I work online, and I do video conferencing every day. Now that we are well into our quarantine, and we are all communicating online, I want to give six tips to improve your video conference.
- CAMERA POSITION
Make sure your camera is at eye level. If it is anywhere else, it is going to give an odd perspective. If your laptop is set up on a low coffee table, it is looking up at you, and your audience sees you distorted. They see huge knees. They see up your nose. They see the underside of your chin. Perhaps they are even getting a crotch shot. A downward view is equally distorting. Raise or lower your camera so your image is at eye level.
- IMAGE POSITION
Position the top of your head to the top and center of the screen and make sure your image covers more than 50% of the screen. Stay there for the entire conference. To keep yourself from skooching down, sit in a secretary chair or a wooden dining room chair. Chairs with arms and upholstered furniture lend themselves to slouching on camera. Check yourself often so that you continue to sit up straight and occupy more than 50% of the screen.
Do not put your back to a window. You will be seen in silhouette.
Keep your background clean and clear. A blank wall is best. If you don’t have a blank wall, then position your camera for a close up shot so that your face takes up most of the screen. This will lessen the distraction of the background.
Sit still. If you use a standing desk, stand still.

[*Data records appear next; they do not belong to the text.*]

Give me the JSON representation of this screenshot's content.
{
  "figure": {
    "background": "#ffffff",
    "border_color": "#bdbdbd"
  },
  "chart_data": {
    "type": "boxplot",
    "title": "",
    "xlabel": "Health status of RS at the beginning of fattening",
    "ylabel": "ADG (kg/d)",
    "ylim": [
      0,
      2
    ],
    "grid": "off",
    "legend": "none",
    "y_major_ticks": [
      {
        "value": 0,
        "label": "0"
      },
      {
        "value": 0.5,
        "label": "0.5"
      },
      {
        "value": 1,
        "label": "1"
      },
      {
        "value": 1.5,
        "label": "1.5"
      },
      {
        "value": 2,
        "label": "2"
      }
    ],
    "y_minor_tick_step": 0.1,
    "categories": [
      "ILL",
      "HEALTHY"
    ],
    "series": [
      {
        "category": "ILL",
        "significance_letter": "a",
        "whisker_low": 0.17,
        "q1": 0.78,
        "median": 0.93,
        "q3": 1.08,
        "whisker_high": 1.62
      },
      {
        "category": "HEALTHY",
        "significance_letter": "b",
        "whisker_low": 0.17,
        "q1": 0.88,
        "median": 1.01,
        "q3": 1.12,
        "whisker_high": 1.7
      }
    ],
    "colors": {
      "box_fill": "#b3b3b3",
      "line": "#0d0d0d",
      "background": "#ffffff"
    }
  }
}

The camera doesn’t know what to focus on when you are moving about. I have seen many people on video calls this week with their bookcase in focus rather than their face because they are moving around, and the camera doesn’t know where to focus.
Mute yourself when you are not speaking. Small sounds that you don’t notice in person can be heard by everyone else. Keyboarding, finger tapping and dogs yapping are all very loud on the mic, even if they are not loud in person.
Let me know if these six tips to improve your video conference have been helpful.